Nordrhein-WestfalenEntschlossen gegen Desinformation

[12.02.2025] Nordrhein-Westfalen verstärkt den Kampf gegen Desinformation und Radikalisierung im Netz. Ein neuer Aktionsplan soll Maßnahmen langfristig abstimmen. Zudem wird die Medienkompetenz gefördert, das KI-Tool KIVI erweitert und eine strengere Durchsetzung des Digital Services Act angestrebt.

NRW will Desinformation eindämmen und Radikalisierung frühzeitig bekämpfen.
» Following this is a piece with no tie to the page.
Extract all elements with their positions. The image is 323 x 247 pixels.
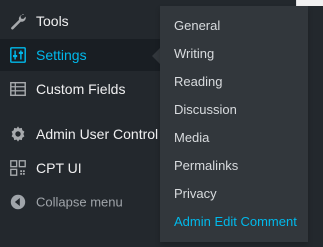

(Bildquelle: pinkomelet/123rf.com)

Nordrhein-Westfalen treibt Maßnahmen zur Eindämmung von Desinformation und zur Bekämpfung von Radikalisierung im Netz weiter voran. Nach dem Messerangriff von Solingen im August 2024 hatte die Landesregierung ein umfassendes Maßnahmenpaket beschlossen, das teilweise bereits umgesetzt ist. Zudem will das Kabinett bald einen „Aktionsplan gegen Desinformation“ beschließen. Darin sind Schritte für die dauerhafte Implementierung und kohärente Abstimmung von Maßnahmen festgelegt. „Mit unseren Maßnahmen für mehr Medienkompetenz, schärfere Regulierung und effektivere Rechtsdurchsetzung vertiefen wir unsere Anstrengungen der vergangenen Jahre und geben Antworten auf neue Formen von Desinformation und damit einhergehender Radikalisierung“, sagte Medienminister und Staatskanzlei-Chef Nathanael Liminski.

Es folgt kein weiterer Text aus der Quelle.